The Strait of Hormuz remains nearly shut. US forces continue to blockade Iranian ports, sharply curtailing crude oil shipments. Stalled negotiations over a permanent end to the conflict, and uncertainty over whether the waterway will reopen, have pushed energy markets higher.
The war's price tag is also climbing. US officials familiar with internal government assessments told CBS News the true cost of the conflict is closer to $50 billion, roughly double the public figure the Pentagon cited in congressional testimony this week. Much of the gap reflects munitions that have been used and need to be replaced.
Defense Secretary Pete Hegseth faced senators for a second consecutive day Thursday. He argued that a 60-day congressional authorization deadline was paused during the current ceasefire. Democratic senators Tim Kaine and Elizabeth Warren disputed that, insisting the deadline still falls on Friday. Iran's supreme leader, meanwhile, vowed Thursday to protect the country's nuclear and missile capabilities, the two issues the Trump administration has sought to curtail through airstrikes.
Inside Iran, the economic toll is deepening. The country's 90 million people have been cut off from the internet for most of 2026, one of the world's longest sustained national shutdowns. The blackout was imposed as a wartime measure and has yet to be lifted, even as an uneasy truce holds. A member of Iran's Chamber of Commerce told a local newspaper the internet cutoff is costing the economy an estimated $30 to $40 million daily, with indirect losses likely double that. The country's communications minister has said approximately 10 million jobs depend on internet connectivity.
The conflict's reach extends well beyond energy markets. Svein Tore Holsether, chief executive of Yara, one of the world's largest fertiliser producers, told the BBC that blocked shipping through the Strait of Hormuz is already disrupting global food production. Around a third of the world's fertilisers normally pass through the strait, according to the United Nations. Since the war began, fertiliser prices have risen 80%.
"We're up to half a million tons of nitrogen fertiliser not being produced in the world right now because of the situation we are in," Holsether said. He estimates that could eliminate up to 10 billion meals per week globally. Not applying nitrogen fertiliser can cut crop yields for some crops by as much as 50% in a single season, he added.
The effects will be uneven. The UK is unlikely to face food shortages, though higher costs are expected to appear on grocery bills within months. In Asia, where planting seasons are just beginning, the consequences may not show up until harvests come in smaller than expected later in the year. Professor Paul Teng, a senior fellow in food security based in Singapore, said some countries may have enough fertiliser for the immediate season, "but if the crisis drags on any longer, we will be seeing impact on crops such as rice in the coming months."

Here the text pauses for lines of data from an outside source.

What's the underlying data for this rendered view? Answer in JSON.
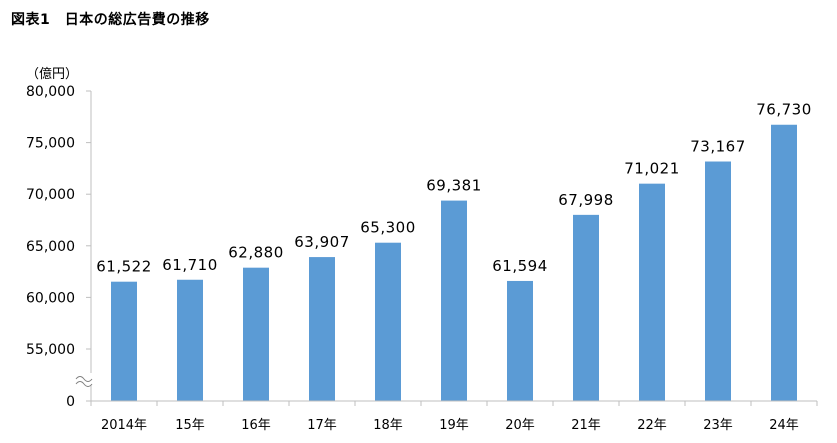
{
  "title": "図表1　日本の総広告費の推移",
  "chart_data": {
    "type": "bar",
    "title": "図表1　日本の総広告費の推移",
    "unit_label": "（億円）",
    "xlabel": "",
    "ylabel": "",
    "categories": [
      "2014年",
      "15年",
      "16年",
      "17年",
      "18年",
      "19年",
      "20年",
      "21年",
      "22年",
      "23年",
      "24年"
    ],
    "values": [
      61522,
      61710,
      62880,
      63907,
      65300,
      69381,
      61594,
      67998,
      71021,
      73167,
      76730
    ],
    "data_labels": [
      "61,522",
      "61,710",
      "62,880",
      "63,907",
      "65,300",
      "69,381",
      "61,594",
      "67,998",
      "71,021",
      "73,167",
      "76,730"
    ],
    "y_ticks": [
      "80,000",
      "75,000",
      "70,000",
      "65,000",
      "60,000",
      "55,000",
      "0"
    ],
    "y_tick_values": [
      80000,
      75000,
      70000,
      65000,
      60000,
      55000,
      0
    ],
    "ylim": [
      0,
      80000
    ],
    "axis_break": true,
    "bar_color": "#5B9BD5",
    "grid": false,
    "legend": "none"
  }
}
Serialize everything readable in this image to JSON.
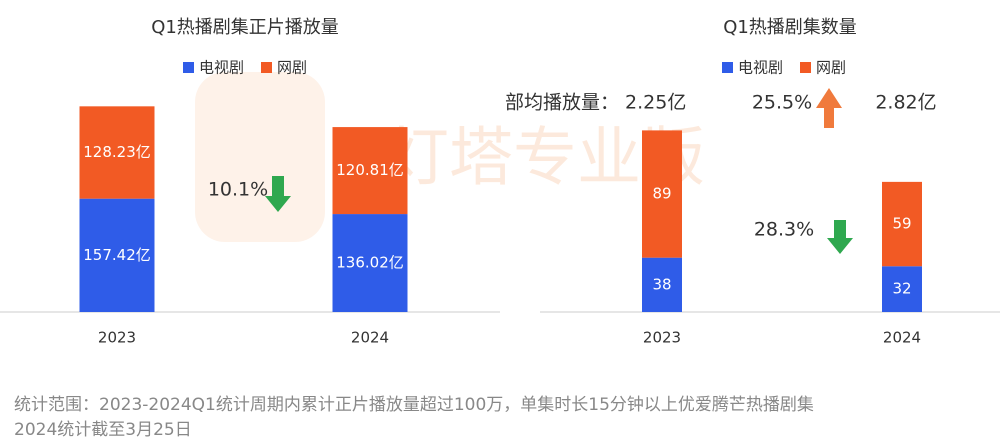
{
  "chart_data": [
    {
      "type": "bar",
      "stacked": true,
      "title": "Q1热播剧集正片播放量",
      "categories": [
        "2023",
        "2024"
      ],
      "series": [
        {
          "name": "电视剧",
          "color": "#2f5ce8",
          "values": [
            157.42,
            136.02
          ],
          "value_labels": [
            "157.42亿",
            "136.02亿"
          ]
        },
        {
          "name": "网剧",
          "color": "#f25a24",
          "values": [
            128.23,
            120.81
          ],
          "value_labels": [
            "128.23亿",
            "120.81亿"
          ]
        }
      ],
      "annotations": [
        "10.1%"
      ]
    },
    {
      "type": "bar",
      "stacked": true,
      "title": "Q1热播剧集数量",
      "categories": [
        "2023",
        "2024"
      ],
      "series": [
        {
          "name": "电视剧",
          "color": "#2f5ce8",
          "values": [
            38,
            32
          ]
        },
        {
          "name": "网剧",
          "color": "#f25a24",
          "values": [
            89,
            59
          ]
        }
      ],
      "annotations": [
        "部均播放量： 2.25亿",
        "25.5%",
        "2.82亿",
        "28.3%"
      ]
    }
  ],
  "watermark": "灯塔专业版",
  "footnote": [
    "统计范围：2023-2024Q1统计周期内累计正片播放量超过100万，单集时长15分钟以上优爱腾芒热播剧集",
    "2024统计截至3月25日"
  ]
}
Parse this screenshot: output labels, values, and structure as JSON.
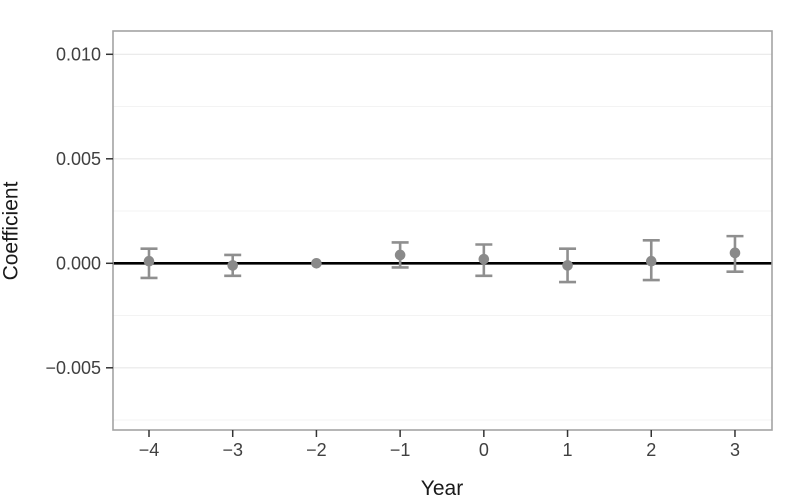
{
  "chart_data": {
    "type": "scatter",
    "subtype": "coefficient-plot-with-error-bars",
    "title": "",
    "xlabel": "Year",
    "ylabel": "Coefficient",
    "x": [
      -4,
      -3,
      -2,
      -1,
      0,
      1,
      2,
      3
    ],
    "series": [
      {
        "name": "coefficient",
        "values": [
          0.0001,
          -0.0001,
          0.0,
          0.0004,
          0.0002,
          -0.0001,
          0.0001,
          0.0005
        ],
        "ci_low": [
          -0.0007,
          -0.0006,
          null,
          -0.0002,
          -0.0006,
          -0.0009,
          -0.0008,
          -0.0004
        ],
        "ci_high": [
          0.0007,
          0.0004,
          null,
          0.001,
          0.0009,
          0.0007,
          0.0011,
          0.0013
        ]
      }
    ],
    "reference_line_y": 0.0,
    "reference_x_omitted_ci": -2,
    "x_ticks": [
      {
        "v": -4,
        "label": "−4"
      },
      {
        "v": -3,
        "label": "−3"
      },
      {
        "v": -2,
        "label": "−2"
      },
      {
        "v": -1,
        "label": "−1"
      },
      {
        "v": 0,
        "label": "0"
      },
      {
        "v": 1,
        "label": "1"
      },
      {
        "v": 2,
        "label": "2"
      },
      {
        "v": 3,
        "label": "3"
      }
    ],
    "y_ticks": [
      {
        "v": 0.01,
        "label": "0.010"
      },
      {
        "v": 0.005,
        "label": "0.005"
      },
      {
        "v": 0.0,
        "label": "0.000"
      },
      {
        "v": -0.005,
        "label": "−0.005"
      }
    ],
    "y_minor_gridlines": [
      0.0075,
      0.0025,
      -0.0025,
      -0.0075
    ],
    "ylim": [
      -0.008,
      0.0111
    ],
    "grid": "horizontal-only",
    "legend": "none",
    "colors": {
      "point": "#8a8a8a",
      "error_bar": "#8f8f8f",
      "zero_line": "#000000",
      "grid_major": "#e8e8e8",
      "grid_minor": "#f3f3f3",
      "panel_border": "#a3a3a3",
      "axis_tick": "#333333",
      "tick_label_text": "#404040",
      "axis_title_text": "#1a1a1a",
      "background": "#ffffff"
    }
  }
}
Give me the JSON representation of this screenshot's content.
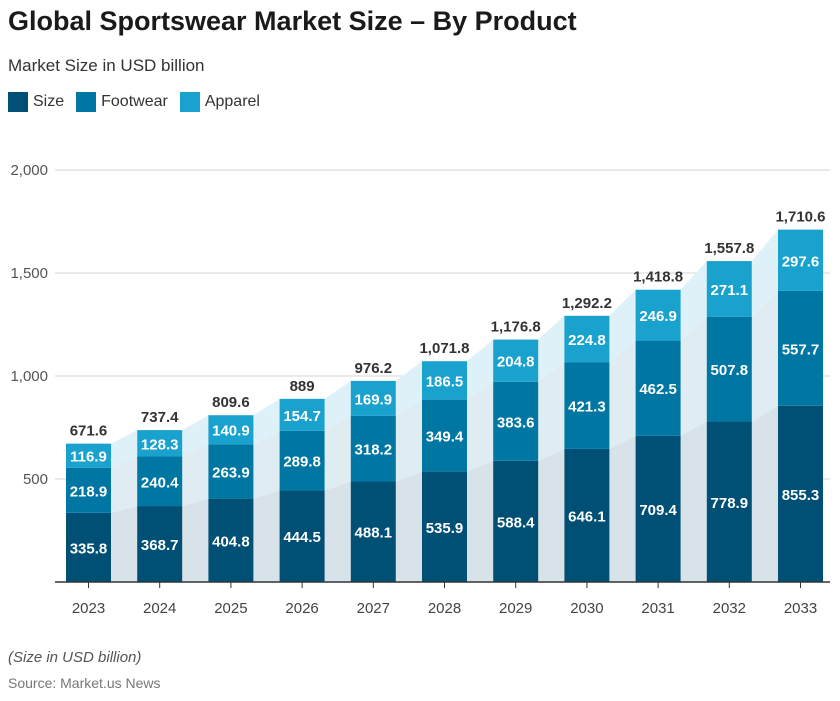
{
  "chart_data": {
    "type": "bar",
    "stacked": true,
    "title": "Global Sportswear Market Size – By Product",
    "subtitle": "Market Size in USD billion",
    "categories": [
      "2023",
      "2024",
      "2025",
      "2026",
      "2027",
      "2028",
      "2029",
      "2030",
      "2031",
      "2032",
      "2033"
    ],
    "series": [
      {
        "name": "Size",
        "color": "#004f75",
        "area_color": "#d8e3e9",
        "values": [
          335.8,
          368.7,
          404.8,
          444.5,
          488.1,
          535.9,
          588.4,
          646.1,
          709.4,
          778.9,
          855.3
        ]
      },
      {
        "name": "Footwear",
        "color": "#0077a3",
        "area_color": "#dfedf3",
        "values": [
          218.9,
          240.4,
          263.9,
          289.8,
          318.2,
          349.4,
          383.6,
          421.3,
          462.5,
          507.8,
          557.7
        ]
      },
      {
        "name": "Apparel",
        "color": "#1aa2cf",
        "area_color": "#def1f8",
        "values": [
          116.9,
          128.3,
          140.9,
          154.7,
          169.9,
          186.5,
          204.8,
          224.8,
          246.9,
          271.1,
          297.6
        ]
      }
    ],
    "totals": [
      "671.6",
      "737.4",
      "809.6",
      "889",
      "976.2",
      "1,071.8",
      "1,176.8",
      "1,292.2",
      "1,418.8",
      "1,557.8",
      "1,710.6"
    ],
    "ylim": [
      0,
      2000
    ],
    "yticks": [
      500,
      1000,
      1500,
      2000
    ],
    "ytick_labels": [
      "500",
      "1,000",
      "1,500",
      "2,000"
    ],
    "grid": true,
    "legend_placement": "top-left",
    "xlabel": "",
    "ylabel": ""
  },
  "footer": {
    "note": "(Size in USD billion)",
    "source": "Source: Market.us News"
  }
}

Holsether warned that if the conflict continues, a global bidding war for food could emerge between wealthier and poorer nations, with the most vulnerable countries most exposed to shortfalls.
Off the coast of Somalia, the disruption to normal naval operations in the region appears to be fueling a parallel crisis. At least three to four merchant ships have been hijacked near the Somali coast since April 20, raising fears of a return to the large-scale piracy that plagued the Horn of Africa in the early 2000s. The United Kingdom Maritime Trade Operations authority raised its threat level for the Somalia coast to "substantial" this week, warning vessels to transit with caution. At the peak of that earlier crisis, the annual global economic cost of Somali piracy reached as high as $18 billion, according to the World Bank.